Política/ "O órgão soberano da
Guiné-Bissau é o povo!", diz Carmelita Pires
Bissau, 22 Jun 23 (ANG) – Confirmada a vitória da coligação PAI -Terra Ranka que
conquistou a maioria absoluta nas legislativas do dia 4 de Junho,
perspectiva-se na Guiné-Bissau um cenário de coabitação política entre o actual
Presidente da República e a coligação coordenada por Domingos Simões Pereira
que há cerca de uma semana estiveram reunidos e mantiveram, segundo as suas
próprias palavras, uma "conversa tranquila".
Face
a este novo cenário que se avizinha, surgiram interpretações diversas das
prerrogativas constitucionais de cada pilar da soberania na Guiné-Bissau e
voltou também a estar em debate a necessidade -ou não- de alterar a
Constituição, cuja matriz datando de 1984 foi inspirada da Constituição
portuguesa, como aconteceu com vários outros países.
Foi
neste contexto que há dias, Carmelita Pires, mestre em Direito Constitucional e
antiga Ministra da Justiça, publicou nas redes sociais um texto evocando
precisamente estes pontos. Em entrevista com a RFI, Carmelita Pires recordou o
que estipula a Constituição guineense para cada órgão de soberania, sendo que
actualmente o regime do país é semipresidencialista. Na óptica da antiga
governante, tem havido "nuances" na
forma como se interpreta a lei que, a seu ver, acabou por ser desvirtuada do
seu sentido inicial.
RFI: Quais são as prerrogativas do Presidente da República? Pode
presidir o Conselho de Ministros?
Carmelita Pires: Há ressonâncias do Estado de partido único, que é a lei
n°1/73, numa das revisões, que recai sobretudo na questão da organização dos
nossos órgãos políticos e adopta um sistema semipresidencial.

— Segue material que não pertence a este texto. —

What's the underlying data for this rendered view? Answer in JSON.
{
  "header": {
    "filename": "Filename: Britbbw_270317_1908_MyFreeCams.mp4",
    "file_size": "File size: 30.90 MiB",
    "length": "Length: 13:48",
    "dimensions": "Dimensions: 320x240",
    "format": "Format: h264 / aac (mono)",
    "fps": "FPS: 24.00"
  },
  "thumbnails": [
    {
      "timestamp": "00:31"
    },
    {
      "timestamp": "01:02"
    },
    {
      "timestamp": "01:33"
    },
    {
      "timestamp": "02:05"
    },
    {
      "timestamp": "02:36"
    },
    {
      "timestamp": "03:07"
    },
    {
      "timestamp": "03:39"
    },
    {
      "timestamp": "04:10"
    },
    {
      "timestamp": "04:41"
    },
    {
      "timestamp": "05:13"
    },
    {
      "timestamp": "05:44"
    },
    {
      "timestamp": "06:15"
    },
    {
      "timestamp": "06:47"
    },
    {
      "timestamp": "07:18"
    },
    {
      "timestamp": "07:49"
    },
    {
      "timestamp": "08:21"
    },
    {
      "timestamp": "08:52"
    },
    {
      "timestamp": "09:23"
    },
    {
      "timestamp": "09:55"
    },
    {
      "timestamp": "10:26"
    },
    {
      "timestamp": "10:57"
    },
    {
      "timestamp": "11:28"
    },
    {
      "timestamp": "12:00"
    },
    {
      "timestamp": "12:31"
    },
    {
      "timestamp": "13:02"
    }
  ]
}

Vamos lá ver um
exemplo dessas "nuances". Tínhamos um Chefe de Estado que era chefe
de Estado, era chefe do governo, presidia eleições, orientava toda a política
do governo. É nesse sentido que há uma disposição que diz "quando
entender". Ora esse "quando entender" vai desvirtuar as relações
dos órgãos de soberania, sobretudo quando o princípio principal é a separação e
a independência dos órgãos de soberania e a observância de todos à
Constituição. Quando temos essa intenção desse governo de iniciativa
presidencial que está neste momento em gestão totalmente assumida,
inclusivamente com a criação de cargos que não existem a nível constitucional,
como é o "vice primeiro-ministro", nós temos algum receio quando há
alguns sinais que demonstram que isto pode persistir. Ora, isto é desvirtuar o
semipresidencialismo da Guiné-Bissau com um pendor muito acima do
presidencialismo. Não é isto que a nossa Constituição diz. A prova evidente é
que em 20 anos de sistema democrático, nós tivemos 21 Primeiros-ministros,
tivemos um único Presidente que concluiu o seu mandato, mas num clima de total
instabilidade política. Portanto, é da tal ideia de vontade de paz, de
estabilidade, de esperança, que desponta esta esperança de ver as coisas
cumpridas em equilíbrio. O equilíbrio não é "quando o Presidente
entender". O equilíbrio é "quem é o chefe do governo, é o
Primeiro-ministro", "quem preside (o conselho de ministros) é o
Primeiro-ministro". Se o Presidente entender, em concertação com o
Primeiro-ministro, pode -por um assunto importante, fundamental, de interesse
nacional- fazer-se convidar, como está aliás na Constituição portuguesa e nas
outras.
RFI: Relativamente ao Primeiro-ministro, o Primeiro-ministro tem
que responder perante o Presidente da República ou perante o parlamento?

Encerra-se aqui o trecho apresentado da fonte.